In 2015, a Richard Cordray-led Consumer Financial Protection Bureau (CFPB) conducted a comprehensive empirical study of arbitration outcomes. The study established that arbitration is less costly than litigation and results in significantly higher returns for consumers. Arbitration also provides the consumer with a significantly quicker process, typically taking months while class actions can take years.
The CFPB’s study revealed:
- Arbitration is up to 12 times faster than litigation in providing consumers with a resolution to their dispute. Disputes in arbitration were generally resolved in 2-8 months, while a class action lawsuit averaged about 1 year for completion (and frequently over 2 years).
- Arbitration provides 166 times more in recovery, as consumers obtained an average of $5,389 in arbitration versus $32.35 in class actions.
- Trial attorneys handling the 562 class action cases included in the study (none went to trial) received nearly $425 million – while the average consumer involved in a claim received about $32. Over 90 percent of class members received no cash relief.

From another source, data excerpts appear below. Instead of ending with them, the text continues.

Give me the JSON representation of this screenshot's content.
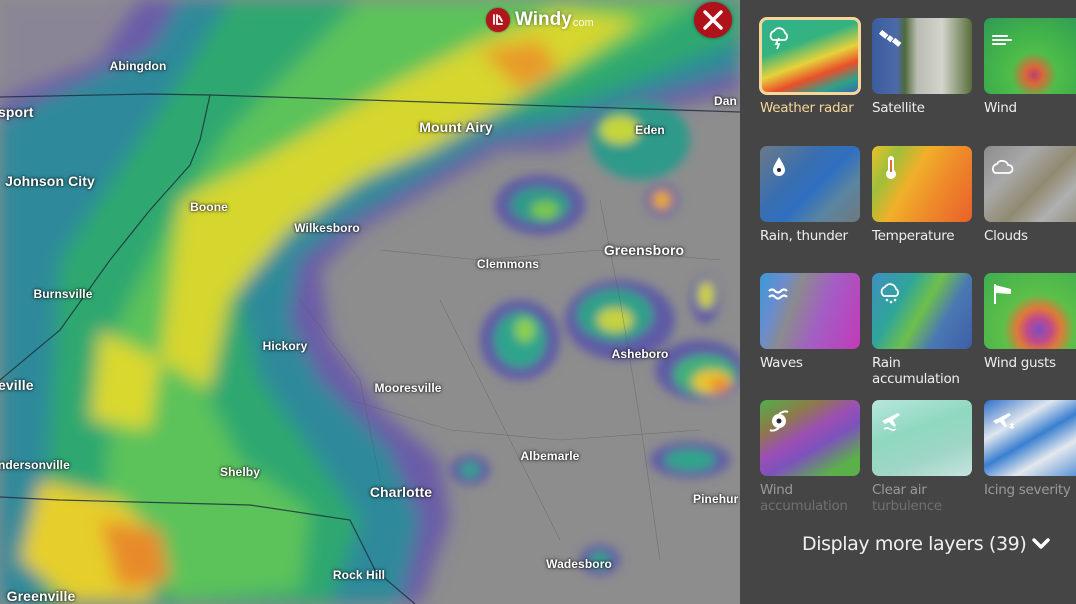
{
  "app": {
    "brand": "Windy",
    "brand_suffix": "com",
    "close_label": "Close"
  },
  "map": {
    "layer": "Weather radar",
    "cities": [
      {
        "name": "Abingdon",
        "size": "small"
      },
      {
        "name": "sport",
        "size": "big"
      },
      {
        "name": "Johnson City",
        "size": "big"
      },
      {
        "name": "Boone",
        "size": "small"
      },
      {
        "name": "Mount Airy",
        "size": "big"
      },
      {
        "name": "Eden",
        "size": "small"
      },
      {
        "name": "Dan",
        "size": "small"
      },
      {
        "name": "Wilkesboro",
        "size": "small"
      },
      {
        "name": "Clemmons",
        "size": "small"
      },
      {
        "name": "Greensboro",
        "size": "big"
      },
      {
        "name": "Burnsville",
        "size": "small"
      },
      {
        "name": "Hickory",
        "size": "small"
      },
      {
        "name": "Asheboro",
        "size": "small"
      },
      {
        "name": "Mooresville",
        "size": "small"
      },
      {
        "name": "eville",
        "size": "big"
      },
      {
        "name": "Albemarle",
        "size": "small"
      },
      {
        "name": "ndersonville",
        "size": "small"
      },
      {
        "name": "Shelby",
        "size": "small"
      },
      {
        "name": "Charlotte",
        "size": "big"
      },
      {
        "name": "Pinehur",
        "size": "small"
      },
      {
        "name": "Rock Hill",
        "size": "small"
      },
      {
        "name": "Wadesboro",
        "size": "small"
      },
      {
        "name": "Greenville",
        "size": "big"
      }
    ]
  },
  "layers_panel": {
    "items": [
      {
        "label": "Weather radar",
        "label2": "",
        "icon": "radar-thunder-icon",
        "active": true
      },
      {
        "label": "Satellite",
        "label2": "",
        "icon": "satellite-icon",
        "active": false
      },
      {
        "label": "Wind",
        "label2": "",
        "icon": "wind-icon",
        "active": false
      },
      {
        "label": "Rain, thunder",
        "label2": "",
        "icon": "raindrop-icon",
        "active": false
      },
      {
        "label": "Temperature",
        "label2": "",
        "icon": "thermometer-icon",
        "active": false
      },
      {
        "label": "Clouds",
        "label2": "",
        "icon": "clouds-icon",
        "active": false
      },
      {
        "label": "Waves",
        "label2": "",
        "icon": "waves-icon",
        "active": false
      },
      {
        "label": "Rain",
        "label2": "accumulation",
        "icon": "rain-cloud-icon",
        "active": false
      },
      {
        "label": "Wind gusts",
        "label2": "",
        "icon": "windsock-icon",
        "active": false
      },
      {
        "label": "Wind",
        "label2": "accumulation",
        "icon": "hurricane-icon",
        "active": false
      },
      {
        "label": "Clear air",
        "label2": "turbulence",
        "icon": "plane-turbulence-icon",
        "active": false
      },
      {
        "label": "Icing severity",
        "label2": "",
        "icon": "plane-icing-icon",
        "active": false
      }
    ],
    "more_button": {
      "label": "Display more layers (39)",
      "count": 39
    },
    "colors": {
      "active_accent": "#f5d79a",
      "panel_bg": "#454545",
      "close_red": "#b0121b"
    }
  }
}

- Over 60 percent of class actions resulted in no relief for putative class members, as these cases were either settled individually or withdrawn by the plaintiff. In addition, only 12 percent of class actions even obtained a final class settlement.
As the study showed, trial attorneys are in a significantly better position to benefit from a prohibition on arbitration than consumers. To that point, Congress should refrain from considering legislative proposals to eliminate Americans’ right to negotiate enforceable pre-dispute arbitration agreements, which has been guaranteed for nearly a century under the Federal Arbitration Act of 1925. Abolishing the ability to willingly enter into pre-dispute arbitration agreements is contrary to the public interest, as over 97 years of evidence that clearly demonstrates this method of dispute resolution is a convenient, simple, and efficient alternative.
In 2017, Congress took action and used the Congressional Review Act (H.J. Res. 111) to reaffirm its longstanding support and reject the elimination of arbitration agreements that would deprive consumers of a well-established alternative dispute resolution process, increase legal costs, and reduce opportunities for recovery. We urge Congress to reject any proposal that would limit options for consumers and preserve the ability to choose alternative dispute resolution methods instead of forcing all future parties into expensive and time-consuming court battles.
Thank you for your consideration and we remain eager to work with you on these important issues.